Say you, a calendar-year taxpayer, spend $5,000 on start-up expenses related to a business that is up and running on May 1, 2017. You deduct the $5,000 in 2017.
The facts are the same, but instead of spending $5,000 on start-up expenses, your total outlay amounts to $41,000. In 2017, you deduct $5,000 plus the portion of the remaining $36,000 allocable to May–December, or $1,600 ($36,000/180 x 8).
Same facts, but this time your total expenses are $54,500. Because your start-up expenses exceed$50,000, your 2017 deduction equals $500 ($5,000 – $4,500) plus that portion of the remaining $54,000 allocable to May–December, or $2,400 ($54,000/180 x 8).
Wait—If It’s a Corporation, It Gets Even Better
If you decide to form your new business as a corporation, the tax code allows you to elect to amortize even more expenses in the form of “organizational costs.”
The same principles apply as with start-up costs: current deduction of up to $5,000, reduced (but not below zero) by organizational expenditures that exceed $50,000, and
the remainder of such organizational expenditures deducted evenly over the 180-month period beginning with the month in which the corporation begins business.
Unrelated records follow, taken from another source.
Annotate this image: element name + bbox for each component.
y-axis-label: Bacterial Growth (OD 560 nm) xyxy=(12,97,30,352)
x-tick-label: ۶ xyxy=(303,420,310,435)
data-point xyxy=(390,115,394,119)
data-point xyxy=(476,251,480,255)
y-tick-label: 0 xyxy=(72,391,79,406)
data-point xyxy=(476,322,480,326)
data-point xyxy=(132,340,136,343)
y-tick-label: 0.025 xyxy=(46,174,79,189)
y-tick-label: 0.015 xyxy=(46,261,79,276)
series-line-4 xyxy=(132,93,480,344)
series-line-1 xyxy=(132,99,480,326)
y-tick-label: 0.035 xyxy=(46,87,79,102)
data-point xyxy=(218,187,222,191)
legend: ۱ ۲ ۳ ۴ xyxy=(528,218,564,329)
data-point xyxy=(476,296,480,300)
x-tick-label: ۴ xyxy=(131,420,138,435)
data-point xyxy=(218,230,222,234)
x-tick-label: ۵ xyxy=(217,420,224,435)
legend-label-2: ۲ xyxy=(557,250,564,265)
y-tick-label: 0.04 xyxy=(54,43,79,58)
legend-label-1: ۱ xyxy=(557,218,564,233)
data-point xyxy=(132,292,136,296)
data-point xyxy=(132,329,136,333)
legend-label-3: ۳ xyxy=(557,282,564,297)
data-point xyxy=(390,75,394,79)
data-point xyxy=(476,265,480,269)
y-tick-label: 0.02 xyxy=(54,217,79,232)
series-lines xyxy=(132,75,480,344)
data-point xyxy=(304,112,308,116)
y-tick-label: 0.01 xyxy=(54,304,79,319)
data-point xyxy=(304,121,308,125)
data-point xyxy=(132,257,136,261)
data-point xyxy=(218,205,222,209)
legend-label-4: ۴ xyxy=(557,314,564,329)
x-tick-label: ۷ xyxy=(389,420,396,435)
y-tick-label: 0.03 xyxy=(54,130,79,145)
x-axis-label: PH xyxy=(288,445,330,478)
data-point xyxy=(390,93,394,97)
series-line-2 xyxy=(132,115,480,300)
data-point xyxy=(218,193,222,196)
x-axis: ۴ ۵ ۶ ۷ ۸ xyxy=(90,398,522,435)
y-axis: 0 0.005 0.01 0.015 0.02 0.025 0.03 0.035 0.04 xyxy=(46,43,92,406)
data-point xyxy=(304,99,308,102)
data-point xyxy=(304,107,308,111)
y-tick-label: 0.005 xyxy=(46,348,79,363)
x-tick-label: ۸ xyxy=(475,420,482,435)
Qualifying organizational costs are generally those paid to create the corporation. To qualify, the cost must be
- for the creation of the corporation;
- chargeable to a capital account;
- amortized over the fixed life of the corporation, if any; and
- incurred before the end of the first year of business.
Common examples include the following:
- Legal and accounting services
- State incorporation fees
- Temporary director expenses
- Costs of organizational meetings
Finally, you can also amortize organizational costs in the same manner, and to the same degree, if you form your new business as a partnership.
The requirements are similar, with the cost qualifying only if it is
- for the creation of the partnership;
- chargeable to a capital account;
- amortizable over any fixed life of the partnership; and
- incurred by the due date of the partnership’s first tax return.
What Does All This Mean for Me?
If your attempt to go into business is successful and you end up opening your doors, you’re in good shape. You’ll be able to take advantage of the benefits discussed above. As always, it’s a good idea to keep detailed and accurate records to substantiate your start-up and organizational costs in case the IRS decides to challenge you.
Problems can arise with writing off your start-up expenses if your start-up does reach the stage of an active business. You saw what happened to the pilot. And there’s no clear explanation of what constitutes an active business. You win active business status based on facts and circumstance.
You obviously reach active business status when you operate as a going concern, with attributes such as performing your professional activities (e.g., a dentist seeing patients or a salesperson making sales calls), having your office space and equipment in place, and whatever else makes the business go.
If the business fails after you start, you write off any unamortized start-up costs at that time.
With the corporate structure, you likely can qualify for an ordinary loss deduction on your small-business stock.
The moment you start thinking about starting your own business, you begin to accrue tax benefits know as start-up expenses. Make sure you document those start-up expenses, which are, by definition,
- expenses that would be deductible if the business existed, and
- expenses that you paid before the business started.
And then, don’t be like our pilot who failed to start the business. You need to start and make the business an active business for the start-up expenses to produce benefits. Your business can fail after it starts, and then you can realize the unamortized deductions, but you have to start first.